Thank you, some clarification and a followup question

Kari, June 11, 2020 - 11:39 pm UTC

Chris,

Thank you for your reply. I was a little bit afraid to ask the question knowing that my coding has its shortcomings. That said, I have looked at several commercial and open-source tools and felt they all are were lagging one or more features, mainly in the way they handled the packages.

Among the tools I looked at was also SQL Developer (and others based on the same JavaDoc approach), they all created documentation in HTML format. Perhaps I should have provided more background explanation, but my aim was to a) to ask a question that I feel others may have and b) present what I have done and to get some new ideas and help with the coding.

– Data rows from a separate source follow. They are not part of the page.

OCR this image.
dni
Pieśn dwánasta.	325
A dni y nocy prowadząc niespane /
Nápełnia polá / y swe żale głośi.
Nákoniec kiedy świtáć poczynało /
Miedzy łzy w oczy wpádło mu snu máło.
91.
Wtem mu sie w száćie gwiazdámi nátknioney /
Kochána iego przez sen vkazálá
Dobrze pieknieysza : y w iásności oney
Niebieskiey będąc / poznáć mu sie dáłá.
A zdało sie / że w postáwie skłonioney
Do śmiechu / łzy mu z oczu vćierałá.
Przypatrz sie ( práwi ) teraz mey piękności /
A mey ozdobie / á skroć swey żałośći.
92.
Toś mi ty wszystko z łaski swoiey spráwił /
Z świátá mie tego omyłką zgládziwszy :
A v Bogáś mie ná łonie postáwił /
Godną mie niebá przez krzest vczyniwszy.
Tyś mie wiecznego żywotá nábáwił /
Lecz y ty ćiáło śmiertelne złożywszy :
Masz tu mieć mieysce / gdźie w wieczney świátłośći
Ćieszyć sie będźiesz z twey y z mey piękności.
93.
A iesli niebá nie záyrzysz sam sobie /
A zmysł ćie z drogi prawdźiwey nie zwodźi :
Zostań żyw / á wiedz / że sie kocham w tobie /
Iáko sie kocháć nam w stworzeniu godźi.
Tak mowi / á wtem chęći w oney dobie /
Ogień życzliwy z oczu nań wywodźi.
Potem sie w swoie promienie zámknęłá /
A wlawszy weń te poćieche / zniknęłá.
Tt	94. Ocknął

We use a 3rd party tool to document more than just the database, and while the tool supports most of the things in Oracle DB, it cannot break down the package to function/procedure level, it can only document packages as a whole.

The database the 3rd party tool uses is open, so the code included in the question is used to add that additional data to that database.

The above code works for us, but I agree, it doesn’t cover all cases.

To reply to your points:
1) We use GitHub (Previously Subversion) for source control
2) We do comment our PL/SQL in such a way, e.g., DBDoc conforms to, and we have used SQL Developers to create HTML documentation. As far as I understand, DBDoc doesn't show the code for each function/procedure, just the API. For our purposes, we need the package code also be in the documentation and have text format (not HTML).
3) Yes, you are right; the whole thing should be case-insensitive and will incorporate that
4) Yes, you are right about the nested units. We don’t have any of those, so the issue didn’t come up.
5) PL/Scope I was not aware of – will have a look at that in more detail

One followup question, would you give your opinion, why does the LEAD kill the performance? (I”m thinking that the data is already at that point collected, so didn’t expect that adding analytics functions to the quesry to have such an effect).

Thank you again for your advice.
Kari





Chris Saxon
June 12, 2020 - 8:17 am UTC

As far as I understand, DBDoc doesn't show the code for each function/procedure, just the API

The example on Jeff's site shows the code

https://www.thatjeffsmith.com/dbdoc/index.html

They've added support for package bodies to this too.

why does the LEAD kill the performance?

Adding LEAD has little extra overhead on my database, so I'm not sure.

I'm guessing you've got lots more PL/SQL source than me and the hit comes from the ORDER BY; possibly the data set is too big to sort in memory.

Thank you

Kari, June 13, 2020 - 10:04 am UTC

Thanks, I'll have a nw look at SQL developer.

We have some 50+ packages, some fairly large, so it may well be the order by and a memory thing.